Unfortunately, this amounts to focusing on the individual players in our musical chairs game, while ignoring the real problem: there aren’t enough (insert expletive of choice) chairs!! “But wait!” I can hear the economists object. In a dynamic economy there’s not a fixed number of chairs. By improving individuals we can increase productivity and so increase the number of chairs. Now, we could get into the nuts and bolts of economic theory, but while that would be fun for me, you’d probably prefer the much more straightforward reply, “look at history.” The economy has grown much, much faster than the population for the past 60 years…and yet there still aren’t enough chairs. In fact, saying 60 years was being generous. The U.S. economist Henry George wrote in 1871:
The past century has been marked by a prodigious increase in wealth-producing power. It was naturally expected that labour-saving inventions would make real poverty a thing of the past. Disappointment, however, after disappointment has followed. Discovery upon discovery, invention after invention, have neither lessened the toil of those who most need respite nor brought plenty to the poor. The association of poverty with progress is the great enigma of our time. (From Our Land Policy)

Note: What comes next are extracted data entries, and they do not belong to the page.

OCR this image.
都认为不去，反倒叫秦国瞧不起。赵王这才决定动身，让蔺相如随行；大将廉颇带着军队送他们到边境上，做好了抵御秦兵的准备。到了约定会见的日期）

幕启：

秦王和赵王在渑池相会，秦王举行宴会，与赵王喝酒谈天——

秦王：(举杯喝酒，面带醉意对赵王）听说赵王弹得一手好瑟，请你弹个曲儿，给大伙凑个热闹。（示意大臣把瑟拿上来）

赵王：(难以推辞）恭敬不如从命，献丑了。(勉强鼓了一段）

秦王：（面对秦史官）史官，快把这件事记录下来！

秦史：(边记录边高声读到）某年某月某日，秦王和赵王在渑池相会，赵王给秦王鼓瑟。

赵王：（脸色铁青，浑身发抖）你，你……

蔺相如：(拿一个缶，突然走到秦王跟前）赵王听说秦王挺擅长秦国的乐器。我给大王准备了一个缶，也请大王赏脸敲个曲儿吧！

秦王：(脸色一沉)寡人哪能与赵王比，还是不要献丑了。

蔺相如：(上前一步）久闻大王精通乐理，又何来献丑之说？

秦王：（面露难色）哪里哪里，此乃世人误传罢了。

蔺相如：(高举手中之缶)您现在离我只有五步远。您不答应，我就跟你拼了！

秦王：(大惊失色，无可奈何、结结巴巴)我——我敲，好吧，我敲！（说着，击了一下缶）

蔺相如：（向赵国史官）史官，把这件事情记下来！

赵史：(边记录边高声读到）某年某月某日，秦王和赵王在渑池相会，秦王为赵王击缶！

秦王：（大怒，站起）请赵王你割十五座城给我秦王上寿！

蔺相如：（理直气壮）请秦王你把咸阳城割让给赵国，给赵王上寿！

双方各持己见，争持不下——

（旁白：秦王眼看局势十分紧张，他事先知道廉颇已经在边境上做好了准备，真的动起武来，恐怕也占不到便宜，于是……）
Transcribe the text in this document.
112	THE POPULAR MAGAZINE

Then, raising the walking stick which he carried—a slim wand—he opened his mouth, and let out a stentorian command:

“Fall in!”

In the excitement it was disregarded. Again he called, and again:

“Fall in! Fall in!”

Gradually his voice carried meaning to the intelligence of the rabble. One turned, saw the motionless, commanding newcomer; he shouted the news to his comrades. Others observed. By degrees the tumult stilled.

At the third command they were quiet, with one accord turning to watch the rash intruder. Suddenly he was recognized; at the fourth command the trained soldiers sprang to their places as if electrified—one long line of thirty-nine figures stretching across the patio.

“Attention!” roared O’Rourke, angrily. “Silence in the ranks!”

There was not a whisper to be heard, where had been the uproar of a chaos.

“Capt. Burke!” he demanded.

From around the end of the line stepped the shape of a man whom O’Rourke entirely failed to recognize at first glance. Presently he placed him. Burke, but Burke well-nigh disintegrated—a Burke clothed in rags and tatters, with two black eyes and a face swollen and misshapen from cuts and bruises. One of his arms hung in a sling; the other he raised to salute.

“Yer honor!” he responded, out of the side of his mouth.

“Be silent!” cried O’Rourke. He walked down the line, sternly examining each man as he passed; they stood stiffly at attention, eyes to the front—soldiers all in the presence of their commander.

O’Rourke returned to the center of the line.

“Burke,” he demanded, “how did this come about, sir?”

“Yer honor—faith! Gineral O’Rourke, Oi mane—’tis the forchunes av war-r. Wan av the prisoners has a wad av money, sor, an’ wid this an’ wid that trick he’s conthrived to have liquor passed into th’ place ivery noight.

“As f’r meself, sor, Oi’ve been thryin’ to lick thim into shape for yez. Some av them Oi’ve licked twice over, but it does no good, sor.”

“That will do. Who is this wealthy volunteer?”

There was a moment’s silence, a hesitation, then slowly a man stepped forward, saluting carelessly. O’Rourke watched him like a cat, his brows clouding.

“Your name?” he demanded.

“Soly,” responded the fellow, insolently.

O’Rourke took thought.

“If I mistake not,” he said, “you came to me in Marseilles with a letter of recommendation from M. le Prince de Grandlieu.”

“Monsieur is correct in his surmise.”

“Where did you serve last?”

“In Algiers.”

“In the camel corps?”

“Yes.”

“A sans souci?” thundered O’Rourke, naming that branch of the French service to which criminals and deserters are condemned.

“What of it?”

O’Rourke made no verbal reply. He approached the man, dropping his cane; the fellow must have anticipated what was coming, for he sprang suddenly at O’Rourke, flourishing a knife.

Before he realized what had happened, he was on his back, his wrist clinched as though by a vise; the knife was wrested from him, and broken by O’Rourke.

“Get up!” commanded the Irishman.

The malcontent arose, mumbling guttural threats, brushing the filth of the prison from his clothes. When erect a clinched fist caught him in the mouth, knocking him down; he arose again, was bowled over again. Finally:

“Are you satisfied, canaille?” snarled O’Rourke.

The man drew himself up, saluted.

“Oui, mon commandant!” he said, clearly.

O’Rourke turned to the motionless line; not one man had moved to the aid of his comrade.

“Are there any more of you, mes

Since 1871 the wealth of each individual in the United States has increase over 13 times. And as George points out in 1871 we’d just experienced a century of growth that should have eliminated poverty. We had enough wealth in 1871 to eliminate poverty, and today we have thirteen times as much wealth per person as we did then. And yet we still have poverty. What has gone wrong?
As it turns out, poverty is not something that can be solved by technology or economic growth. And while we can (and should!) make life less miserable for the poor by providing a social safety net the roots of poverty go much deeper. We comfort ourselves with the though that poverty in the midst of affluence is an enigma, or a paradox that will go away if only we have enough scientific know-how. Poverty is rooted in the very structure of our political economy. As long as political and economic power is unequally distributed, so too will political and economic outcomes be unequally distributed.
This leaves poverty researchers with some new tasks. As Alice Connor writes in Poverty Knowledge:
The first task is to redefine the conceptual basis for poverty knowledge, above all by shifting the analytic framework from its current narrow focus on explaining individual deprivation to a more systematic and structural focus on explaining- and addressing – inequalities in the distribution of power, wealth, and opportunity. A second is to broaden the empirical basis for poverty knowledge – recognizing that studying poverty is not the same thing as studying the poor – by turning empirical attention to political, economic, institutional, and historical conditions, to the policy decisions that shape the distribution of power and wealth, and to interventions that seek to change the conditions of structural inequality rather than narrowly focusing on changing the poor.
One of the most frustrating things for advocates about going down this path is that the answers aren’t clearly defined. We know that a well-designed social safety net can alleviate misery. We don’t know which institutional reforms can change structural inequality without having intolerable side effects. (There are some pretty good ideas out there, and some of them even have decent evidence from other countries, but we’ll leave that for another time). Of course, what’s frustrating for advocates is exciting for researchers, as long as they remember that the study of poverty is not the study of the poor, but rather the study of a social, political, and economic system that produces poverty. Perhaps at one time poverty was produced by natural scarcity, but that is clearly not the case today. The solutions to poverty exist, but they are political, ideological, and social rather than technological and scientific.